Vin duduk di meja kecil kusam menunggu Vera pulang dari les matematika. Tidak biasanya adik perempuannya terlambat hingga lebih dari sepuluh menit. Vin gusar dan tidak bisa tenang.
Bukan tanpa alasan Vin risau. Kompleks tempat tinggal mereka yang kumuh dan banyaknya penjahat aneka golongan dapat sewaktu-waktu beraksi. Mereka dapat berbuat sesuka hati dan tidak mengenal waktu. Mereka tidak akan memilih korban atau menaruh beras kasihan.
Belum lagi Vin dan Vera hanya anak yatim piatu yang ditelantarkan paman dan bibinya setelah orang tua mereka meninggal dunia beberapa tahun lalu.

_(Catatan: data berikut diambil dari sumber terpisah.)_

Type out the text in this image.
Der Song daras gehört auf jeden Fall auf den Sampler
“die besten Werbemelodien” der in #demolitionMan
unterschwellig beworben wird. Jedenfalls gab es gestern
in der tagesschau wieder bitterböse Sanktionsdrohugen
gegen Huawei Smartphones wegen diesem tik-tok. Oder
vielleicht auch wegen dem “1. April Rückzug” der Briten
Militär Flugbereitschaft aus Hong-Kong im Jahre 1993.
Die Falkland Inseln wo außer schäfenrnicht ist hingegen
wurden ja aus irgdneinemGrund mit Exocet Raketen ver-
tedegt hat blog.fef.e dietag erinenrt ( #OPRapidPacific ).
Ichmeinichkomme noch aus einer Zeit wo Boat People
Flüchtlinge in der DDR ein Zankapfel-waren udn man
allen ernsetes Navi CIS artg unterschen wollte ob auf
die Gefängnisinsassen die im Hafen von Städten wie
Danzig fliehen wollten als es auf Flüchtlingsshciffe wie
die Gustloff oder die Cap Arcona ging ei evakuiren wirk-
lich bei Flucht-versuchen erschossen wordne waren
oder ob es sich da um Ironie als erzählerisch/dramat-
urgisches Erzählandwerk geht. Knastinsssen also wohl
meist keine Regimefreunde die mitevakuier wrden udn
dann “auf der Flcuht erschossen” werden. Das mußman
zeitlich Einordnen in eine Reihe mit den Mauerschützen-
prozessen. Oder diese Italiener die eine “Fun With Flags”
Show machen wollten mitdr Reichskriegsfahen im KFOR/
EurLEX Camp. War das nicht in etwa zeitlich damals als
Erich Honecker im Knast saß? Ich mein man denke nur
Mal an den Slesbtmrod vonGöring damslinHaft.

Kecelakaan mobil beruntun merenggut nyawa kedua orang tua Vin.
"Vera, kamu sudah sampai di mana?" tanya Vin dalam panggilan telepon.
"Kak, tunggu sebentar. Aku harus membeli alat lukis baru. Besok ada tugas melukis untuk ulangan tengah semester." balas Vera pelan.
Vin, sejak lama sudah mengenal kelakuan satu-satunya adik perempuannya tiba-tiba merasa ada yang aneh. Jika itu tugas sekolah maka suara Vera pasti terdengar riang gembira. Tidak seperti hari ini. Suaranya terdengar dipaksakan.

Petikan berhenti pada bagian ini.